When people try to talk others out of suicide they always tell you to think of the people around you, and I have. It might be rough in the short term, but honestly I think long term everyone would be better off. I don’t have a family of my own, and I’m not a major influence in my nieces lives. As a matter of fact, I’m probably a negative influence – an example of what not to be when you grow up, so my departure while they’re still young might be a boon.
And it would be difficult on my parents at first. I mean, emotionally it can’t be easy to lose a child. To them I’ll always be a little girl – not the fat, lazy, terminally unemployable adult that I am now. Long term though my mom could decorate the house any way she wanted, it would stay clean and they wouldn’t have to continue supporting me financially. If it weren’t for them, I would have died when my heart failed 15 years ago. Honestly they’re the only reason I’ve kept going as long as I have. I’ve always believed that it would fall to me to take care of them when they’re older but now I realize that I’m not kidding anyone. I can’t even support myself and without them I would be totally lost.

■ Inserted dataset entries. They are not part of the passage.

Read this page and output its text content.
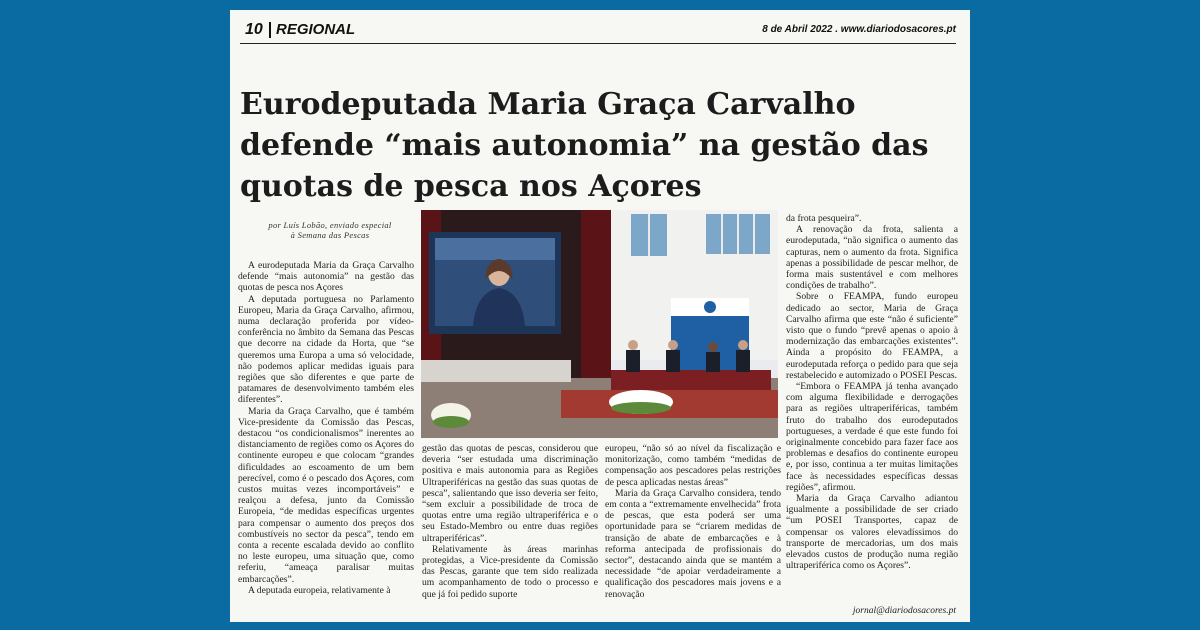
10 REGIONAL	8 de Abril 2022 . www.diariodosacores.pt
Eurodeputada Maria Graça Carvalho defende “mais autonomia” na gestão das quotas de pesca nos Açores
por Luís Lobão, enviado especial
à Semana das Pescas

A eurodeputada Maria da Graça Carvalho defende “mais autonomia” na gestão das quotas de pesca nos Açores

A deputada portuguesa no Parlamento Europeu, Maria da Graça Carvalho, afirmou, numa declaração proferida por vídeo-conferência no âmbito da Semana das Pescas que decorre na cidade da Horta, que “se queremos uma Europa a uma só velocidade, não podemos aplicar medidas iguais para regiões que são diferentes e que parte de patamares de desenvolvimento também eles diferentes”.

Maria da Graça Carvalho, que é também Vice-presidente da Comissão das Pescas, destacou “os condicionalismos” inerentes ao distanciamento de regiões como os Açores do continente europeu e que colocam “grandes dificuldades ao escoamento de um bem perecível, como é o pescado dos Açores, com custos muitas vezes incomportáveis” e realçou a defesa, junto da Comissão Europeia, “de medidas específicas urgentes para compensar o aumento dos preços dos combustíveis no sector da pesca”, tendo em conta a recente escalada devido ao conflito no leste europeu, uma situação que, como referiu, “ameaça paralisar muitas embarcações”.

A deputada europeia, relativamente à

gestão das quotas de pescas, considerou que deveria “ser estudada uma discriminação positiva e mais autonomia para as Regiões Ultraperiféricas na gestão das suas quotas de pesca”, salientando que isso deveria ser feito, “sem excluir a possibilidade de troca de quotas entre uma região ultraperiférica e o seu Estado-Membro ou entre duas regiões ultraperiféricas”.

Relativamente às áreas marinhas protegidas, a Vice-presidente da Comissão das Pescas, garante que tem sido realizada um acompanhamento de todo o processo e que já foi pedido suporte

europeu, “não só ao nível da fiscalização e monitorização, como também “medidas de compensação aos pescadores pelas restrições de pesca aplicadas nestas áreas”

Maria da Graça Carvalho considera, tendo em conta a “extremamente envelhecida” frota de pescas, que esta poderá ser uma oportunidade para se “criarem medidas de transição de abate de embarcações e à reforma antecipada de profissionais do sector”, destacando ainda que se mantém a necessidade “de apoiar verdadeiramente a qualificação dos pescadores mais jovens e a renovação

da frota pesqueira”.

A renovação da frota, salienta a eurodeputada, “não significa o aumento das capturas, nem o aumento da frota. Significa apenas a possibilidade de pescar melhor, de forma mais sustentável e com melhores condições de trabalho”.

Sobre o FEAMPA, fundo europeu dedicado ao sector, Maria de Graça Carvalho afirma que este “não é suficiente” visto que o fundo “prevê apenas o apoio à modernização das embarcações existentes”. Ainda a propósito do FEAMPA, a eurodeputada reforça o pedido para que seja restabelecido e automizado o POSEI Pescas.

“Embora o FEAMPA já tenha avançado com alguma flexibilidade e derrogações para as regiões ultraperiféricas, também fruto do trabalho dos eurodeputados portugueses, a verdade é que este fundo foi originalmente concebido para fazer face aos problemas e desafios do continente europeu e, por isso, continua a ter muitas limitações face às necessidades específicas dessas regiões”, afirmou.

Maria da Graça Carvalho adiantou igualmente a possibilidade de ser criado “um POSEI Transportes, capaz de compensar os valores elevadíssimos do transporte de mercadorias, um dos mais elevados custos de produção numa região ultraperiférica como os Açores”.

jornal@diariodosacores.pt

The real reason I don’t check out is that deep down, I’m a coward at heart. I’m still slightly more afraid of dying than I am tired of fighting. But every day the scale shifts a little more. I’m waiting for the justification – the day my parents come down on me and tell me to get off my lazy ass, find a job, and stick with it no matter how completely overwhelmed and stressed out I am. I’m waiting for the day when my mother comes down on me again about how she worries about what will happen to me when they’re gone. When that day comes, they will have finally given up on me and it will then be ok for me to give up too.
The sad part is I’m looking forward to that day. All I need is the excuse and I’ll check out of this plane of existence once and for all. Peace at last.